ZS-MSTM: Zero-Shot Style Transfer for Gesture Animation driven by Text and Speech using Adversarial Disentanglement of Multimodal Style Encoding
This work addresses the need for personalized human-agent interaction by enabling style transfer without additional training, though it is incremental in gesture synthesis.
The paper tackles the problem of synthesizing personalized gestures for virtual agents by proposing a zero-shot style transfer method that uses text and speech to generate gestures in the style of unseen speakers, achieving results validated through objective and subjective evaluations.
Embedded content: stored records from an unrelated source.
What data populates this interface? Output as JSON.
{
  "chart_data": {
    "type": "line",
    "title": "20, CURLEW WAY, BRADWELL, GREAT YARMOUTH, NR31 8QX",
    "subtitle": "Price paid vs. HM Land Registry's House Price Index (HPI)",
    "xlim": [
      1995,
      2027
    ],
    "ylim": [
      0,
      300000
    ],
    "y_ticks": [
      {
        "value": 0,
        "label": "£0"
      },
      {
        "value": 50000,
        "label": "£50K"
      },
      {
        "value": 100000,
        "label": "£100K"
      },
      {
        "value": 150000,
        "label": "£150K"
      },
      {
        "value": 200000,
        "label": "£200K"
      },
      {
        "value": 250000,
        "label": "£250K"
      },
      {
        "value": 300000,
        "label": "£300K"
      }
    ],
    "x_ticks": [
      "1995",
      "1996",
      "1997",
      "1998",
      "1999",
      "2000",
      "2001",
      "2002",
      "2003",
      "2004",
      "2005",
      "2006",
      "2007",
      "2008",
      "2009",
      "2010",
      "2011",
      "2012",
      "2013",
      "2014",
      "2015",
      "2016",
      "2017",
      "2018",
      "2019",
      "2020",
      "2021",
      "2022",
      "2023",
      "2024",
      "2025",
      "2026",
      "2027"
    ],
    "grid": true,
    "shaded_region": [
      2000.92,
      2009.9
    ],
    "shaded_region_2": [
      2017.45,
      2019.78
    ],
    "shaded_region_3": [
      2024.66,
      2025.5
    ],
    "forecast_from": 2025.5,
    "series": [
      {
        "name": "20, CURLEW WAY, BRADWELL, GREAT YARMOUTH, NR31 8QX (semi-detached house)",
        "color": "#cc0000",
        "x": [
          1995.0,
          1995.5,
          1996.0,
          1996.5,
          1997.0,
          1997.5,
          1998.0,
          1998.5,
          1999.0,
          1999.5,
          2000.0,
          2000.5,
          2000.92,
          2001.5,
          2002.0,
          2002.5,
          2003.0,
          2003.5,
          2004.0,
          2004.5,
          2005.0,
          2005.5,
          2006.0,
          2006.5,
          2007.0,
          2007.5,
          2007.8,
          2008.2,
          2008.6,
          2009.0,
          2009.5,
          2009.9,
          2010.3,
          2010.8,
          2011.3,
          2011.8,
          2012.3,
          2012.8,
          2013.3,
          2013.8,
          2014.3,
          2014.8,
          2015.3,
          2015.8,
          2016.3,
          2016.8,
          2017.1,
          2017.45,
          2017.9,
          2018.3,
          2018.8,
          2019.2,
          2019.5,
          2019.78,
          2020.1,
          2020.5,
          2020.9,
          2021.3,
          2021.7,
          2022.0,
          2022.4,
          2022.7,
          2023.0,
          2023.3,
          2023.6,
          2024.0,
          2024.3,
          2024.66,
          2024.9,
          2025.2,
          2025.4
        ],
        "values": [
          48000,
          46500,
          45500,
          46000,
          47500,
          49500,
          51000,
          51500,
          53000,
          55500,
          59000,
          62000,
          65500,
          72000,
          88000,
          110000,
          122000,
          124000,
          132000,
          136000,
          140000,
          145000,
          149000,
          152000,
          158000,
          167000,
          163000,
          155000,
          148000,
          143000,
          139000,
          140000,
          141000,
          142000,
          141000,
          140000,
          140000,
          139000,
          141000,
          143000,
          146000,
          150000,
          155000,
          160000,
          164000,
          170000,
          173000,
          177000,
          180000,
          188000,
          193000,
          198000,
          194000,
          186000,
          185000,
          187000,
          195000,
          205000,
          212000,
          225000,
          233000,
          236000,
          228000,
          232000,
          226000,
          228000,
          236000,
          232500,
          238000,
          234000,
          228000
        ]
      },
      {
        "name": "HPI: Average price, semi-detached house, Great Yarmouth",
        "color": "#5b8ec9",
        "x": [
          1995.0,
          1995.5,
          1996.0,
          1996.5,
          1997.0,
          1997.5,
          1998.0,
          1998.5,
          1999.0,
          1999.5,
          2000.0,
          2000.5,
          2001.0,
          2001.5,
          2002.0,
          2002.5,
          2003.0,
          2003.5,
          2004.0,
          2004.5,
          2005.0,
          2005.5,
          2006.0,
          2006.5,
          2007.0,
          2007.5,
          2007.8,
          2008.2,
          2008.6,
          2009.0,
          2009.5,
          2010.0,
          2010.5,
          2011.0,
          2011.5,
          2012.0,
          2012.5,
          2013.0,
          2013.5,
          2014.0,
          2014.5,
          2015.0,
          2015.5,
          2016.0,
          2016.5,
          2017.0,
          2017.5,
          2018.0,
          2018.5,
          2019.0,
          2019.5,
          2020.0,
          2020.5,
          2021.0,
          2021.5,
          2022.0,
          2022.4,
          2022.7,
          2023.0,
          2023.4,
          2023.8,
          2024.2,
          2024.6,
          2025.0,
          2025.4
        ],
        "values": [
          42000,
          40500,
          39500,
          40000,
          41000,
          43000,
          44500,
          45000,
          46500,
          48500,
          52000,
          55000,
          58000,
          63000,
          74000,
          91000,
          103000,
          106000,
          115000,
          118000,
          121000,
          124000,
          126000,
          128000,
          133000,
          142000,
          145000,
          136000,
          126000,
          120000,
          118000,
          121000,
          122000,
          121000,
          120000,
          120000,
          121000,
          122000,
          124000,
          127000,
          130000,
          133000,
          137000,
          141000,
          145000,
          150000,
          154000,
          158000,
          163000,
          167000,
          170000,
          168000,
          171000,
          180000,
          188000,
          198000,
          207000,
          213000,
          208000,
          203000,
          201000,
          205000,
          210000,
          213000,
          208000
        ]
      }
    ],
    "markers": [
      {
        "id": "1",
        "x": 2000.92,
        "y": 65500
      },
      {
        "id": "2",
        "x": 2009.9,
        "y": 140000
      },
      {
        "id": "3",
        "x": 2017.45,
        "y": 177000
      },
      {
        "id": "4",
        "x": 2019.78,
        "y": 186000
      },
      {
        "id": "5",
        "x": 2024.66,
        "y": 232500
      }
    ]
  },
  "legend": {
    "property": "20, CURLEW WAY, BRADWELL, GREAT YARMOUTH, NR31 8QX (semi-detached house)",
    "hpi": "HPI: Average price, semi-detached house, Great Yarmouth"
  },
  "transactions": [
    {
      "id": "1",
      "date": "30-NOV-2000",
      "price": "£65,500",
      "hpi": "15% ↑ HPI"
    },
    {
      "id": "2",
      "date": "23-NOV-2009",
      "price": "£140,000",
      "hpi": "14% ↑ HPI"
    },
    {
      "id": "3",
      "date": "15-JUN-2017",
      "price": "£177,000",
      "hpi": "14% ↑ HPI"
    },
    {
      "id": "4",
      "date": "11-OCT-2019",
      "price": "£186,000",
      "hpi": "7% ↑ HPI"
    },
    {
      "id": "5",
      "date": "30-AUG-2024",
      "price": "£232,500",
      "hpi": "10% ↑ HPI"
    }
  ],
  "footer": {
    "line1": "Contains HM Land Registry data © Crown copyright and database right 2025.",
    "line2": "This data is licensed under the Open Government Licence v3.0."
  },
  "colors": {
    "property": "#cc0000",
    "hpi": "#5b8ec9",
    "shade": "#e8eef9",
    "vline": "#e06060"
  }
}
In this study, we address the importance of modeling behavior style in virtual agents for personalized human-agent interaction. We propose a machine learning approach to synthesize gestures, driven by prosodic features and text, in the style of different speakers, even those unseen during training. Our model incorporates zero-shot multimodal style transfer using multimodal data from the PATS database, which contains videos of diverse speakers. We recognize style as a pervasive element during speech, influencing the expressivity of communicative behaviors, while content is conveyed through multimodal signals and text. By disentangling content and style, we directly infer the style embedding, even for speakers not included in the training phase, without the need for additional training or fine-tuning. Objective and subjective evaluations are conducted to validate our approach and compare it against two baseline methods.